I see a reason to bring #1 into discussing #2:

By observer equivalence i expect that the non probabilistical hamiltonian of a complex system is "explainable" terms of the transformed views from the inside views which would contain probabilistic components due to internal measurements. So the deterministic evolution of the state vector should have a probabiliatic explanation that removes the classical baggage. Then we would have a complete duality between interaction and measurement.

But it is not yet known of course. But this to me suggests revision on qm.

/Fredrik

 

[vanhees71]

As was said in a previous comment, a measurement device plays two different roles in the minimal interpretation:

1. It is a physical system, and so it is described by the Schrodinger equation.
2. It determines a "preferred basis" for computing probabilities.

In role #1, there is no distinction between measurement devices and any other physical system. In role #2, there is a big distinction. Probabilities only appear in quantum mechanics if you have measurements, not for any other interactions.

I don't understand why, when the issue is #2, people keep bringing up that #1 doesn't distinguish measurements from other interactions. That's true, but it's only half the story.

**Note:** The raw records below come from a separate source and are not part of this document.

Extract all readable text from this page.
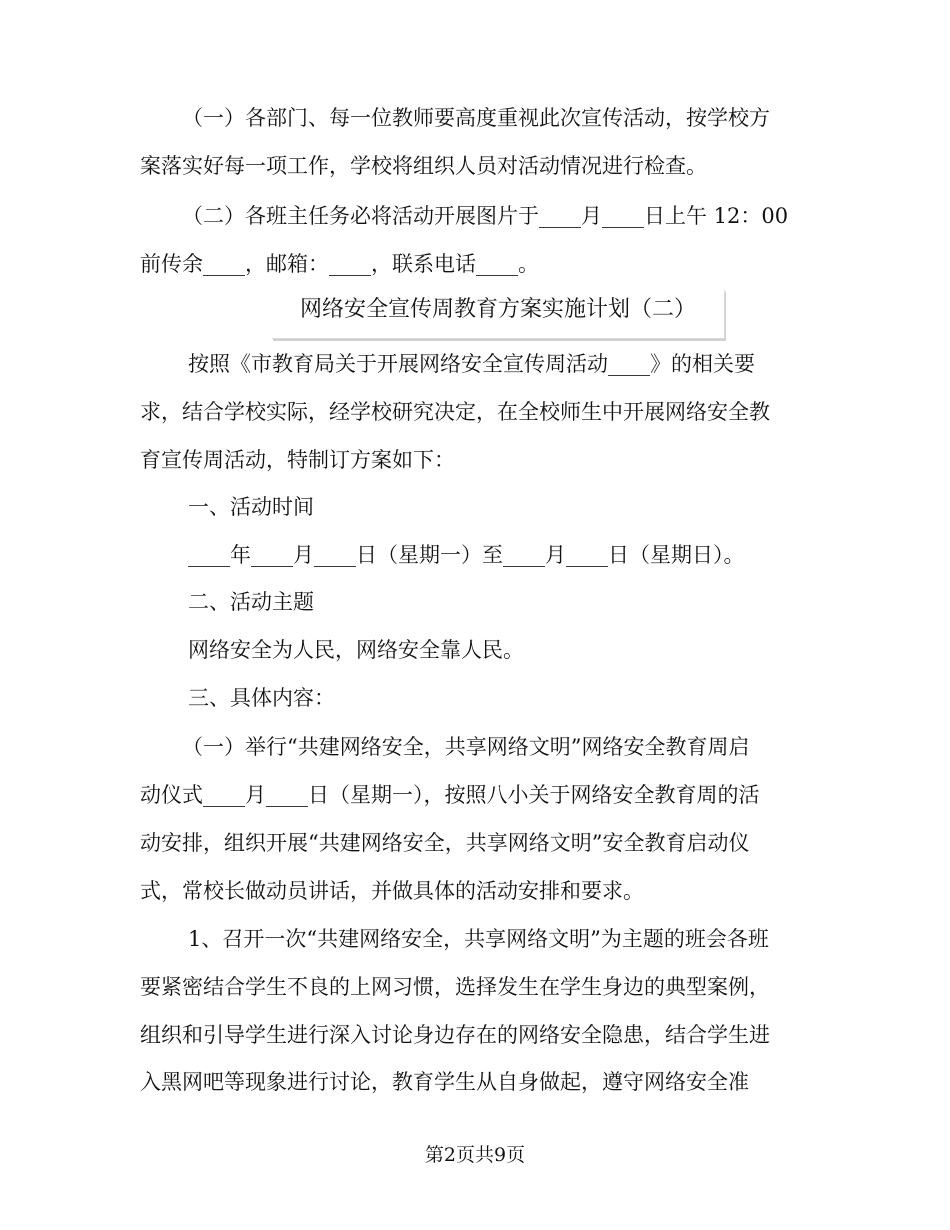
（一）各部门、每一位教师要高度重视此次宣传活动，按学校方

案落实好每一项工作，学校将组织人员对活动情况进行检查。

（二）各班主任务必将活动开展图片于____月____日上午 12：00

前传余____，邮箱：____，联系电话____。

网络安全宣传周教育方案实施计划（二）

按照《市教育局关于开展网络安全宣传周活动____》的相关要

求，结合学校实际，经学校研究决定，在全校师生中开展网络安全教

育宣传周活动，特制订方案如下：

一、活动时间

____年____月____日（星期一）至____月____日（星期日）。

二、活动主题

网络安全为人民，网络安全靠人民。

三、具体内容：

（一）举行“共建网络安全，共享网络文明”网络安全教育周启

动仪式____月____日（星期一），按照八小关于网络安全教育周的活

动安排，组织开展“共建网络安全，共享网络文明”安全教育启动仪

式，常校长做动员讲话，并做具体的活动安排和要求。

1、召开一次“共建网络安全，共享网络文明”为主题的班会各班

要紧密结合学生不良的上网习惯，选择发生在学生身边的典型案例，

组织和引导学生进行深入讨论身边存在的网络安全隐患，结合学生进

入黑网吧等现象进行讨论，教育学生从自身做起，遵守网络安全准

第2页共9页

But also #2 doesn't distinguish measurements from other interactions. The "preferred basis" is just the observer's choice which observable s/he likes to measure. That's the only meaning in which a basis has to be chosen to evaluate probabilities: To get the probabilities for the outcome of measurements you need the eigenbasis of the self-adjoint operator representing this observable. It's not more special then the observer's choice in classical physics too. If I measure the position of a particle I need another device than when I measure its momentum.